How would you calculate the slope of the MidLine at the previous two candles and then project it into the expansion area?

input price = close;
input linRegLength = 21;
input smLength = 3;

def value = Average(Inertia(price, linRegLength), smLength);

def newValue = if !IsNaN(price)
then value
else newValue[1] + ((newValue[linRegLength] - newValue[1] ) / (1-linRegLength)); # slope

plot MidLine = newValue;

MidLine.SetDefaultColor(GetColor(5));
 
I tried to make this work by projecting the MidLine of the StandardErrorBands into the expansion area; but, failed to properly calculate the slope of the MidLine.

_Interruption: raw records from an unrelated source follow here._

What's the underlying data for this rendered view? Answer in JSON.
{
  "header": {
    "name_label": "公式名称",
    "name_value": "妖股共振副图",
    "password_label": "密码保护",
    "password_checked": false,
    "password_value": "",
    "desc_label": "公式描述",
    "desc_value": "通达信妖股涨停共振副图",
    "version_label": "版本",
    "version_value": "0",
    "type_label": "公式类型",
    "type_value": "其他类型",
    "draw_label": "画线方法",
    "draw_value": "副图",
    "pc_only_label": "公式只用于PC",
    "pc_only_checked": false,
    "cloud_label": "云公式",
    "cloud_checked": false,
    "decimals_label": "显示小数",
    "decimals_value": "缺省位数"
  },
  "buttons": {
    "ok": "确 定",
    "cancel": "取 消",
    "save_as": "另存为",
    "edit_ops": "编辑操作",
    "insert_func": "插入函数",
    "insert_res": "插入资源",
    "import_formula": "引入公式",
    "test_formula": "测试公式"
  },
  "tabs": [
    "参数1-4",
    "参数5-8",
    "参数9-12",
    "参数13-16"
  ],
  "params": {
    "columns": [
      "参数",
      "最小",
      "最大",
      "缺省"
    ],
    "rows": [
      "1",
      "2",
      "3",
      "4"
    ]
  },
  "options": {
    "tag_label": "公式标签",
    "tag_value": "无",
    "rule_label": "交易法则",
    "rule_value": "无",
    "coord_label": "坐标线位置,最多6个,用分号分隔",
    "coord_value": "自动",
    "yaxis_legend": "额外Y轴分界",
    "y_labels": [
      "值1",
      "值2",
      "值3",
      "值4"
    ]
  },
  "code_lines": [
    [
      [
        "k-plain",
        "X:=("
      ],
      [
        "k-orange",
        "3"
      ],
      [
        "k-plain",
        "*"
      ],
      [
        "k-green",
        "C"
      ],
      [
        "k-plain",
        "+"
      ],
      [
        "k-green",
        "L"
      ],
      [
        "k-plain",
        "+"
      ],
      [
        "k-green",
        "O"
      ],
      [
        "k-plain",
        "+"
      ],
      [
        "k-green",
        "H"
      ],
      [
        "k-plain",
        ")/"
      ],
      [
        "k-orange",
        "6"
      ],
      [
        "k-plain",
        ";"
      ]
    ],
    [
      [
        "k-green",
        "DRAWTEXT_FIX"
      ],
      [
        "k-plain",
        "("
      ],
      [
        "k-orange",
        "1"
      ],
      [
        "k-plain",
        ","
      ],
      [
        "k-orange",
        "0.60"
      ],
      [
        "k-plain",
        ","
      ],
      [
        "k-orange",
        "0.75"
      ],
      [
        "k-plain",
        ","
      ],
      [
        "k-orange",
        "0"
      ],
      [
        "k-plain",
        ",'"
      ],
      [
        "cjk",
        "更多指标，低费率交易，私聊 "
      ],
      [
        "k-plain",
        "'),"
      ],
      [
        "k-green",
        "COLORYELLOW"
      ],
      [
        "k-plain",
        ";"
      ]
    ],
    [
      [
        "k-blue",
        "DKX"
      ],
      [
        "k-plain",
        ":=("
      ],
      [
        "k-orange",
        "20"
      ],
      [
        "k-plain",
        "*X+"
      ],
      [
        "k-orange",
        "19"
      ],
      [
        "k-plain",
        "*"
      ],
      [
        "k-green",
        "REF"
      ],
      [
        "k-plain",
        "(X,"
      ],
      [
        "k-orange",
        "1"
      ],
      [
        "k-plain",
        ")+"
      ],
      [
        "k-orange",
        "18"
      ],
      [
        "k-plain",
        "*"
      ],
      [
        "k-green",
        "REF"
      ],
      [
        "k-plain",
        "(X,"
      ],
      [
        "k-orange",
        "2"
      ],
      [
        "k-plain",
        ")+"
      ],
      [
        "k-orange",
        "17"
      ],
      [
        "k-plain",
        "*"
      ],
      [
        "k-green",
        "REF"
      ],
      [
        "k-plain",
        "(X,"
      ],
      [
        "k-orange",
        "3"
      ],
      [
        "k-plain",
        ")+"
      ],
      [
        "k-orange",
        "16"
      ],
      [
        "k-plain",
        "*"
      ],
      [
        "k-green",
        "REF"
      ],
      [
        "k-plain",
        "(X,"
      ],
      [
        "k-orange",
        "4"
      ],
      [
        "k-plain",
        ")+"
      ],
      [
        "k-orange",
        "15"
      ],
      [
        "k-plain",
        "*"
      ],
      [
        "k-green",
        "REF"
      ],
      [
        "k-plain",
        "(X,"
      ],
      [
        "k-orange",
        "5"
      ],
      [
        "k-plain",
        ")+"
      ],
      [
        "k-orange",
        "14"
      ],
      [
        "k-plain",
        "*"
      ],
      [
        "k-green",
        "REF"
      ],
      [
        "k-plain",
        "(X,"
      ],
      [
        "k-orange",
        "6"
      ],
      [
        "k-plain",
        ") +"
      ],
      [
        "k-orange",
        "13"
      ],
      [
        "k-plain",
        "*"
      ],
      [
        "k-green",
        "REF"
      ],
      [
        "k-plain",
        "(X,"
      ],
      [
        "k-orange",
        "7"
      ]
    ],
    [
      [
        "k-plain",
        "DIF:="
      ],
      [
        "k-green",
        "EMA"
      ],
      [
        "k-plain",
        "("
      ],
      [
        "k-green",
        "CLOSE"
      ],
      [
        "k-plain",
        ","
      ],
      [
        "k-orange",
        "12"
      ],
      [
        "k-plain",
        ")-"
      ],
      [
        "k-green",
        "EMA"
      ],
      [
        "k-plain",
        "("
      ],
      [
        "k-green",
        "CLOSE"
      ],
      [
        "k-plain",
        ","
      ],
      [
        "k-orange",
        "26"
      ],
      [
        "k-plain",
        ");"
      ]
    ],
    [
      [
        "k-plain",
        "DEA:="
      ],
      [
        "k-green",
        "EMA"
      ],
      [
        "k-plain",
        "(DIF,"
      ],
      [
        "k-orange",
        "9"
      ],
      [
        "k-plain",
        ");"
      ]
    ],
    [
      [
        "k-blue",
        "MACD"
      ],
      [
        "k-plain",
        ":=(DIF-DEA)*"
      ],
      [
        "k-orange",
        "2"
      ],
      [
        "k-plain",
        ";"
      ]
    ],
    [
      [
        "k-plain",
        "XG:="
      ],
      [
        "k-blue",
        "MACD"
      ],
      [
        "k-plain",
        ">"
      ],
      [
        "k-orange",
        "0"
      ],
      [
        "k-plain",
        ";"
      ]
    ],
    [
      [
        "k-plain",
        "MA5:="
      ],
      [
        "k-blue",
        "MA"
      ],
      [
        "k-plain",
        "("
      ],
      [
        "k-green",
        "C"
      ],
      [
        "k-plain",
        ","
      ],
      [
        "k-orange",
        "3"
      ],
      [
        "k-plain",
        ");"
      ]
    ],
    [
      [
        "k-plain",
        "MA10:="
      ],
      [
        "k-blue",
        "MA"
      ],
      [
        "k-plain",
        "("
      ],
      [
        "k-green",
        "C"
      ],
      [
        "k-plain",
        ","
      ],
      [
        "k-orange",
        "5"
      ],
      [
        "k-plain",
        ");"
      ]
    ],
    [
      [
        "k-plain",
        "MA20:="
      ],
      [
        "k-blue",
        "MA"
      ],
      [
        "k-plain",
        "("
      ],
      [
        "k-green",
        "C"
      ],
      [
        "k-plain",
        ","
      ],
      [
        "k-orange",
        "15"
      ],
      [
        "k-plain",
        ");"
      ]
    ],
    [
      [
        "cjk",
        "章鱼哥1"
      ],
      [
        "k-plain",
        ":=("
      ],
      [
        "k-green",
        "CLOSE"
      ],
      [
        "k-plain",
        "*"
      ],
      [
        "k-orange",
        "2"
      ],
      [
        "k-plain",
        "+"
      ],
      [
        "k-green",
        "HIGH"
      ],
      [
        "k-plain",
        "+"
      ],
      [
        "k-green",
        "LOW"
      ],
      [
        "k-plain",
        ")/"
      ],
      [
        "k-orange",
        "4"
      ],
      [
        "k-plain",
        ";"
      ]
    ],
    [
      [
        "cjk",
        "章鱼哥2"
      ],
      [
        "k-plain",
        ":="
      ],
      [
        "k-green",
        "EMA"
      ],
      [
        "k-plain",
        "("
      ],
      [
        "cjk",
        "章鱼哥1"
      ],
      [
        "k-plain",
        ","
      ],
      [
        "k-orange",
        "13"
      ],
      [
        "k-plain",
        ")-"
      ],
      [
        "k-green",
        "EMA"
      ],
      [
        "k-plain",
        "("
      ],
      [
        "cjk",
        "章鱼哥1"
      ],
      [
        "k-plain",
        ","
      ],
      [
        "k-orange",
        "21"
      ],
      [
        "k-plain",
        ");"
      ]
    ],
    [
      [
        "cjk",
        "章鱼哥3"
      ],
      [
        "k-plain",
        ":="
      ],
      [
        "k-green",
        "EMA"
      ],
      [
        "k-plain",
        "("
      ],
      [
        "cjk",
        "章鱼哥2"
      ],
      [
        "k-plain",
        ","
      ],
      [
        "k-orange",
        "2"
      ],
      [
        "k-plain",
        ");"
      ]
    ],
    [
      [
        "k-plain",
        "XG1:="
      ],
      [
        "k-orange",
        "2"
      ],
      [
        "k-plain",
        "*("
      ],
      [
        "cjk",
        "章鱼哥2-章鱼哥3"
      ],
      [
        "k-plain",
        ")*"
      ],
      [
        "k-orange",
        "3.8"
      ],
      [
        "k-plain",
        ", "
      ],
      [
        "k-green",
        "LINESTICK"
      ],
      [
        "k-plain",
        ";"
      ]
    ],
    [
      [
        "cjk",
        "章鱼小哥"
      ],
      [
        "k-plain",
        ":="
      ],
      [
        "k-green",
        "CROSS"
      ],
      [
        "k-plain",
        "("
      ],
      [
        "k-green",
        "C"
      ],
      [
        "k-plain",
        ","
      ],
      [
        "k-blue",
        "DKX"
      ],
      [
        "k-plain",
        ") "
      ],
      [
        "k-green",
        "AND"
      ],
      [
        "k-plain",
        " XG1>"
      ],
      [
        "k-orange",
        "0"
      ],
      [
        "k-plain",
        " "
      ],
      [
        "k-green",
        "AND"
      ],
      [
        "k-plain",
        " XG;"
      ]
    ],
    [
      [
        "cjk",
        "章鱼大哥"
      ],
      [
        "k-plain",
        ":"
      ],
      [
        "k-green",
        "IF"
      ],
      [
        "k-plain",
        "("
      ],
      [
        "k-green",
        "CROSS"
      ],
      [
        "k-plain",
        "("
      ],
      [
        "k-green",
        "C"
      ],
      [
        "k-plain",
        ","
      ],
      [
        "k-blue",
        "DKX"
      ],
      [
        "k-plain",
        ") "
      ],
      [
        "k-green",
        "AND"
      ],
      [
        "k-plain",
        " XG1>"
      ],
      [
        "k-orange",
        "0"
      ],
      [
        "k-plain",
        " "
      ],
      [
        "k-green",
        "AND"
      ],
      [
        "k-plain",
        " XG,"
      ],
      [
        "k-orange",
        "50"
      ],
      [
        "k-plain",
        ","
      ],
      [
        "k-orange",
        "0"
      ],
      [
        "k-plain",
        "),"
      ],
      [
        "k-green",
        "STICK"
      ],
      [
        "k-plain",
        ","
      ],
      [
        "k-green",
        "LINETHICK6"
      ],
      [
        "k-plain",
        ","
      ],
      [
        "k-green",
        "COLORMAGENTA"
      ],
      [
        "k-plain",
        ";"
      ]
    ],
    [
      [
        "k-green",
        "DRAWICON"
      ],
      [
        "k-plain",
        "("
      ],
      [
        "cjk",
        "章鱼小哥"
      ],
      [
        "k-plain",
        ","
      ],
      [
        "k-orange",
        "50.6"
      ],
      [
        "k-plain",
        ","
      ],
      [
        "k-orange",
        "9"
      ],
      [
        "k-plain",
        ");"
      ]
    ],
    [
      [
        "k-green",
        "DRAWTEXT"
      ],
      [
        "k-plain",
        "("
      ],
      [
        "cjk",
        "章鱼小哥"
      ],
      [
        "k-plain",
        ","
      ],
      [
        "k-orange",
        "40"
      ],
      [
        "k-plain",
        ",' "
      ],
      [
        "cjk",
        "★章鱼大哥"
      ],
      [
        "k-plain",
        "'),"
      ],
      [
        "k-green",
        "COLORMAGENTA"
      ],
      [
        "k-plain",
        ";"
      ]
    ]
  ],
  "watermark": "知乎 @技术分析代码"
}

How would you calculate the slope of the MidLine at the previous two candles and then project it into the expansion area?

input price = close;
input linRegLength = 21;
input smLength = 3;

def value = Average(Inertia(price, linRegLength), smLength);

def newValue = if !IsNaN(price)
then value
else newValue[1] + ((newValue[linRegLength] - newValue[1] ) / (1-linRegLength)); # slope

plot MidLine = newValue;

MidLine.SetDefaultColor(GetColor(5));

i'm going to assume your post got moved to here and you haven't looked at my post#2

study my post
look at formula#3 , that part draws a sloped straight line

leave the original code alone

add new code to draw a line after the lastbar.
calc the slope of the signal on the last 2 bars. then add that slope ( a $$ value) to the previous value, over and over, for 50 of bars.



Ruby:
# StandardErrorBands_extend

# StandardErrorBands
# TD Ameritrade IP Company, Inc. (c) 2009-2022
input price = close;
input linRegLength = 21;
input smLength = 3;
input displace = 0;
input Num_Dev_Dn = -2.0;
input Num_Dev_Up = 2.0;

def value = Average(Inertia(price[-displace], linRegLength), smLength);
def error = Average(sterr(price[-displace], linRegLength), smLength);

plot MidLine = value;
plot LowerBand = value + Num_Dev_Dn * error;
plot UpperBand = value + Num_Dev_Up * error;

MidLine.SetDefaultColor(GetColor(5));
UpperBand.SetDefaultColor(GetColor(8));
LowerBand.SetDefaultColor(GetColor(1));

#-----------------------------

def na = Double.NaN;
def bn = BarNumber();
def lastbar = !IsNaN(close[0]) and IsNaN(close[-1]);
def lastbarbn = if lastbar then bn else lastbarbn[1];

input formula_bars = 50;

# ////////////////////////////////////////
#  test formula 3
# plot line that has same slope as the slope between the last 2 bars
def slope = if bn < lastbarbn then na
# else if lastbar then (close - close[1] )
 else if lastbar then (midline - midline[1] )
 else slope[1];

def formula3 = if (bn < lastbarbn or bn > (lastbarbn + formula_bars)) then na
  else if  bn == (lastbarbn) then midline
    else (formula3[1] + slope);

plot f3 = formula3;
f3.SetDefaultColor(Color.YELLOW);
# f2.SetStyle(Curve.MEDIUM_DASH);
f3.HideBubble();
# ////////////////////////////////////////
#
 
This is amazing. Thank you for implementing it with SEB for me, I understand how you did it enough to carry this forward with other indicators. This is awesome! Thank you very much.